Nursing Administration is one of the most popular specialty fields in the field of nursing. Although there are a small minority of positions available for nurses with a bachelor’s degree, students wanting to pursue advanced careers in nursing administration will be better prepared by earning a graduate degree from one of the countries leading nursing administrator programs. In university hospitals and large, multi-hospital organizations a doctorate may be required. Course work for Nurse Administration programs includes a study of nursing theory, healthcare finance, human resource management, research and statistics.
What is a Nursing Administrator?
According to the U.S. Bureau of Labor Statistics (BLS), employment in health care administration is projected to grow 23 percent by 2022. The BLS expects more job growth in health practitioner offices because services once available only in hospitals can now be done in physician offices. A nurse administrator is responsible for a group of departments, an entire hospital or several hospitals. These nurses are often referred to as director of nurses, nurse executive or a vice president of nursing. The term nurse administrator is usually reserved for the most senior nurse in a healthcare facility. The United States Bureau of Labor Statistics reports an average annual salary of $92,810 (in May of 2014) for medical and health services managers, which include nurse administrators.
A minimum of a baccalaureate in nursing is required, however a master’s degree is the standard in the field. In large, multi-hospital organizations and university hospitals, a doctorate may be the preferred educational credential. Course work includes topics such as nursing theory, healthcare finance, human resource management, research and statistics. In many cases, a nurse administrator has little or no direct patient contact, rather is responsible for the strategic direction of the nursing services in the organization in planning, organizing and administering the clinical programs under her direction. These highly skilled nurses are required to have excellent financial management skills to develop and monitor budgets for the services they supervise. For careers in human resources, a nurse administrator is responsible for setting performance standards, hiring, supervising and disciplining staff.
What are the Nurse Administrator Masters Degree Programs?
According to the US News and World Report list of best Nursing Administrator Graduate Programs, the following universities and colleges are rated at the top of the list:
- # 1 – University of Pennsylvania – Located in Philadelphia, Pennsylvania
- Tied for #2 – University of Iowa – Located in Iowa City, Iowa
- Tied for #2 – University of Michigan – Located in Ann Harbor, Michigan
- # 4 – University of Illinois – Located in Chicago, Illinois
- Tied for #5 – Johns Hopkins University – Located in Baltimore, Maryland
- Tied for #5 – University of Maryland – Located in Baltimore, Maryland
- Tied for #5 – University of North Carolina – Located in Chapel Hill, North Carolina
- # 9 – University of Alabama– Birmingham, Alabama
- # 10 –Vanderbilt University – Located in Nashville, Tennessee
You can check out this website for information on other top schools for Nursing Administration in the US:
US News and World Report List of Top Graduate Programs in Nursing Administration
How Much Will a Graduate Degree in Nursing Administration Cost?

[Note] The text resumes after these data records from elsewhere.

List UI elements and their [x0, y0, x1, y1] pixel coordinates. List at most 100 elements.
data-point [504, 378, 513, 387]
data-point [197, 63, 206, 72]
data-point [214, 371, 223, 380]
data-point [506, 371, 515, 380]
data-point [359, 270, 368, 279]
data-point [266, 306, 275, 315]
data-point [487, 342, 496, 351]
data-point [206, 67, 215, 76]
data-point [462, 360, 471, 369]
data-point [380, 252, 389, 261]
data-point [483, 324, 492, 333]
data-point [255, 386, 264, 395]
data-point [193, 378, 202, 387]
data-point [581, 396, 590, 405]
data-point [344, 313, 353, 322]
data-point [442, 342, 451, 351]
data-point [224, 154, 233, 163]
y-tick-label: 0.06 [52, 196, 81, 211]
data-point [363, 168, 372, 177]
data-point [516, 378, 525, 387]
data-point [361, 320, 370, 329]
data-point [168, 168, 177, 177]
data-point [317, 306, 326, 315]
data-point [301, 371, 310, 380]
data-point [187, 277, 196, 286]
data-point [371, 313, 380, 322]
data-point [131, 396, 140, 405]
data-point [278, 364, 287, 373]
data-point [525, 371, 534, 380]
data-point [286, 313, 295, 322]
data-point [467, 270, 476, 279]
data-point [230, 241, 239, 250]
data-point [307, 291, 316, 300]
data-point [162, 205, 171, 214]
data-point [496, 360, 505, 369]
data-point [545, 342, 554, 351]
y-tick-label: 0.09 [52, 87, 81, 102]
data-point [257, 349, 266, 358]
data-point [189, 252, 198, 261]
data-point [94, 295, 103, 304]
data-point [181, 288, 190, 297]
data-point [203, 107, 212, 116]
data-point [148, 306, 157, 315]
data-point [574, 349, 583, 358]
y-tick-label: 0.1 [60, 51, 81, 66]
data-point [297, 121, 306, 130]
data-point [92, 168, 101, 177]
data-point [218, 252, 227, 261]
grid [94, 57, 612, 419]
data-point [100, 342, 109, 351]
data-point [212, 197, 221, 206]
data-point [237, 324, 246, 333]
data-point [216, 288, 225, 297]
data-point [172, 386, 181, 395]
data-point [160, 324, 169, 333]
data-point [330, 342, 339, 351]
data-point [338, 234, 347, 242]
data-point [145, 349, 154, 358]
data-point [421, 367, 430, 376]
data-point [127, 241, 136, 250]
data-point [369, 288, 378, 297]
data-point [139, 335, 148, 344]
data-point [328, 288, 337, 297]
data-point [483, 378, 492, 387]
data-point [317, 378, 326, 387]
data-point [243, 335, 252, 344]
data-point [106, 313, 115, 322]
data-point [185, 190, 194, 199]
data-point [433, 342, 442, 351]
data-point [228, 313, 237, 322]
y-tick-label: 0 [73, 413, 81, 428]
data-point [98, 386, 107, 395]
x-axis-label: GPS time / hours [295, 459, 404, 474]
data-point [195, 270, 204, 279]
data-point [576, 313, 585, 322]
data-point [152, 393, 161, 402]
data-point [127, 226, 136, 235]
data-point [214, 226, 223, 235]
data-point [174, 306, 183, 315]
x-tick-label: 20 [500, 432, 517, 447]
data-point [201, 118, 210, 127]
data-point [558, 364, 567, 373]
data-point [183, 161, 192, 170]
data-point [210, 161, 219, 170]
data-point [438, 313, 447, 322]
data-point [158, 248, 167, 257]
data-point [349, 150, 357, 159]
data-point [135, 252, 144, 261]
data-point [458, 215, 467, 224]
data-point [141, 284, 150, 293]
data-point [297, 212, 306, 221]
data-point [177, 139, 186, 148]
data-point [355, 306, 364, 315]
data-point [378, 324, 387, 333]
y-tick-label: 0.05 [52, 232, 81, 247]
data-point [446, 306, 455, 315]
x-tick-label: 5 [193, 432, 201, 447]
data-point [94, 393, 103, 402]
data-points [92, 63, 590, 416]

The cost of a graduate degree in Nursing Administration varies depending on several important factors including:
- What school you choose to attend
- The specialty area you plan to work in
- What area of the country your degree is from
- The level of degree you choose to pursue
A master’s degree in Nurse Administration typically costs about $13,693-$336,620 for in-state tuition and fees of $29,020-$42,080 for out-of-state tuition and fees. This cost represents tuition and fees only for a two-year graduate program (the most common).